Rares sont les joueurs de basketball américains d’origine asiatique à avoir pu rejoindre le club très fermé de la NBA. Encore plus rares sont ceux à avoir été adulés par les médias et avoir pu se construire une large base de fans, en fait… un seul, Jeremy Lin, le premier joueur de la NBA d’origine taïwanaise et chinoise au sens large.

Avec aucune offre de bourse à la fin du lycée ni aucune offre d’embauche par une équipe de la NBA à sa sortie d’Harvard, les débuts furent difficiles pour Lin qui – après un contrat presque garanti avec les Golden State Warriors de sa ville natale San Francisco-, a du faire ses preuves au sein de la D-League (Development League). Il n’a cependant joué que trois fois, a été refusé par les Golden State Warriors et les Rockets de Houston, pour finalement être accepté en essai par les New York Knicks pour la saison 2011-2012. Lors d’un match difficile contre les Bucks de Milwaukee, alors qu’il était promu dans l’équipe principale, il a inscrit de nombreux paniers permettant au Knicks de l’emporter. Sa popularité a alors atteint des sommets dans un phénomène qui a pris le nom de « Linsanity ». Cela lui a alors garanti un contrat de trois ans avec les Rockets de Houston.

De ce destin incroyable est sorti un documentaire réalisé par Evan Jackson Leong, un chinois américain de la 6ème génération et ami de Lin, ayant travaillé avec Justin Lin sur Better Luck Tomorrow (202), Finishing the Game (2007) et sur le film d’action The Fast and the Furious.

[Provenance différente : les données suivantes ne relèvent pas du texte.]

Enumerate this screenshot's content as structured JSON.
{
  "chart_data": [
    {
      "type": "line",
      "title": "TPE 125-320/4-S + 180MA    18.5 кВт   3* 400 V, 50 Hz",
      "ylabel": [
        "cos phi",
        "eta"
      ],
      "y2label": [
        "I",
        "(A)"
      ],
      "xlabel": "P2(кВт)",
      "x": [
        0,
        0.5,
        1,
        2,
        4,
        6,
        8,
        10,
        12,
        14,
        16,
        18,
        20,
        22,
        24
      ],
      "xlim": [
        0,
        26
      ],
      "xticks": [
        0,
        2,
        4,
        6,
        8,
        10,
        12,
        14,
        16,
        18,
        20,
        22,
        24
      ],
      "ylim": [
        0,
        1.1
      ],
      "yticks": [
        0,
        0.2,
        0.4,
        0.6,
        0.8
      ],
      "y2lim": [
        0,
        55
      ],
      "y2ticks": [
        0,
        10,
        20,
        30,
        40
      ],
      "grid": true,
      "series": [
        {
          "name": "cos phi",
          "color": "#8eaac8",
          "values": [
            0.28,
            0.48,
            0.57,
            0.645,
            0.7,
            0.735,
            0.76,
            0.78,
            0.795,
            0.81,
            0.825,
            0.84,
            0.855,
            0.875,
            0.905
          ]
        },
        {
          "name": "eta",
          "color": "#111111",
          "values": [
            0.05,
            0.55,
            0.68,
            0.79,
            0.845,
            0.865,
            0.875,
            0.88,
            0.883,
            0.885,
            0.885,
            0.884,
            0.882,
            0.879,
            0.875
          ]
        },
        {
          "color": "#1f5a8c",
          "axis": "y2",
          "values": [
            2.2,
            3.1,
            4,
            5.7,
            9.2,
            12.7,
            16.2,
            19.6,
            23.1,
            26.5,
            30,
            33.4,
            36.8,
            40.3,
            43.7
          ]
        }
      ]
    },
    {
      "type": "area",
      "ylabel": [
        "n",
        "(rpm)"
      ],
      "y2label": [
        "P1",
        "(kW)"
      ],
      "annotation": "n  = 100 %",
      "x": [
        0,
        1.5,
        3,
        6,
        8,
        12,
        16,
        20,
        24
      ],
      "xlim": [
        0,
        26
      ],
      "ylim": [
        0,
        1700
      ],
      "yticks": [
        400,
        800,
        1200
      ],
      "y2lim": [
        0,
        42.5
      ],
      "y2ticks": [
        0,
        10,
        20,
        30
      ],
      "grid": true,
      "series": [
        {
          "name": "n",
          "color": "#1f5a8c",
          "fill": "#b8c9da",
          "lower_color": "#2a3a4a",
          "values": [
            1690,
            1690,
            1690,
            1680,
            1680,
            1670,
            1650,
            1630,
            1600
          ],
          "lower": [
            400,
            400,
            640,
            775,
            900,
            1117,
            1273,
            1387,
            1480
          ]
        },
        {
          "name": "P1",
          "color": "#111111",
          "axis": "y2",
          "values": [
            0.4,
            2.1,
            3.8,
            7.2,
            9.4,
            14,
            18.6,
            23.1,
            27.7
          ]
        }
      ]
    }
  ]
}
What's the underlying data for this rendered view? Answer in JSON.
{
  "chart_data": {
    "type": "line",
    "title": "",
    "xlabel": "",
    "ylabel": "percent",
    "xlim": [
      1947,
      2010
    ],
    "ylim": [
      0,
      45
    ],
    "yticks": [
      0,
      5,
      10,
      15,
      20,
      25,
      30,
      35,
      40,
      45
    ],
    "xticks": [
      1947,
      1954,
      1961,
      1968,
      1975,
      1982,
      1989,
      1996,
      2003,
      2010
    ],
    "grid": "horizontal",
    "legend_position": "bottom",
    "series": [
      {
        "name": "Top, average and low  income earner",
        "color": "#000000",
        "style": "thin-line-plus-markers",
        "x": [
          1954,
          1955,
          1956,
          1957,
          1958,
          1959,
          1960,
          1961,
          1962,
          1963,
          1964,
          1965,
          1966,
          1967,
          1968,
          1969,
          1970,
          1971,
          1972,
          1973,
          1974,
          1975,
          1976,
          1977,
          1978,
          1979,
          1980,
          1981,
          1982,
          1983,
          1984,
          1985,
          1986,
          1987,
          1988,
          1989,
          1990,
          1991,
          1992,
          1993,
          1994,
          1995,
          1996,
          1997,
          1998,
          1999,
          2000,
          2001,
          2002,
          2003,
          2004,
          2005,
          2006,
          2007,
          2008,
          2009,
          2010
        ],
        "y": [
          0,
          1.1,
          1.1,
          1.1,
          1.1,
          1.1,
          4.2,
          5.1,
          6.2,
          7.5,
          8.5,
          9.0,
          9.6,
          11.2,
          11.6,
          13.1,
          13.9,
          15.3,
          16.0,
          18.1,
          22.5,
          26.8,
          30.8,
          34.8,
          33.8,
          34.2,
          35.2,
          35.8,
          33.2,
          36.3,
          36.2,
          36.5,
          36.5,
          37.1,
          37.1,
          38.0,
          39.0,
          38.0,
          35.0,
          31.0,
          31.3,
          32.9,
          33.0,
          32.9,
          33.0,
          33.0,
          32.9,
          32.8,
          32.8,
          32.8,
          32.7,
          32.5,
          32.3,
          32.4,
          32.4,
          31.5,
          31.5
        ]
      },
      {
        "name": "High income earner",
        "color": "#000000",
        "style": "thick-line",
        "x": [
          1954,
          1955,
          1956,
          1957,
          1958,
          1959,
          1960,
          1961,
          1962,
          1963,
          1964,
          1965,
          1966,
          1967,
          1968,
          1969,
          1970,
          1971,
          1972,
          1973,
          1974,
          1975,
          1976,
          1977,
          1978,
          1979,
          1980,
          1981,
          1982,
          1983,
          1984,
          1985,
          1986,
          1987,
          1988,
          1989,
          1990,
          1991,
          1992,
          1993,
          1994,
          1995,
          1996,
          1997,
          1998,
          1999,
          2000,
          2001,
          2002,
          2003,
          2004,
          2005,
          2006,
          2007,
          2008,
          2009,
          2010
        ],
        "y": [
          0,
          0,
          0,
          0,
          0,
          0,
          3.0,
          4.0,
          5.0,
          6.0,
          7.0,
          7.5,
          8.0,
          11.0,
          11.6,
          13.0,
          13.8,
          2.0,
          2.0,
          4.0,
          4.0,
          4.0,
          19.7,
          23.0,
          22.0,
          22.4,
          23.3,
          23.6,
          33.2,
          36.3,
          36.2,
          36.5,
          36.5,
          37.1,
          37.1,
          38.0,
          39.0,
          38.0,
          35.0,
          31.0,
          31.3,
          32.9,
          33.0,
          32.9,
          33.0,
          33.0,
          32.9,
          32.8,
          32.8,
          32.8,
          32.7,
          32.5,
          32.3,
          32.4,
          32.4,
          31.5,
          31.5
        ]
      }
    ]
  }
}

Le film, projeté à Sundance en janvier 2013, a rencontré un grand succès, et la société de vente de films internationale basée à Hong-Kong et Amsterdam, Fortissimo Films vient tout juste d’acquérir les droits pour distribuer le film hors des Etats-Unis et de la Chine.

On sait l’intérêt pour le basketball qu’ont les chinois, et la ferveur avec laquelle ils suivent la NBA. Voici donc un documentaire qui devrait rencontrer un incroyable succès sur les deux plus gros marchés cinématographiques du monde. En Europe, le football et le tennis restent dominant. Mais, personnellement aucun film lié au sport ne m’a plus marqué que Space Jam avec Michael Jordan (même pas Joue-la comme Beckham). Donc peut-être aurons-nous quelque chance de voir ce documentaire arriver en Europe, histoire à suivre…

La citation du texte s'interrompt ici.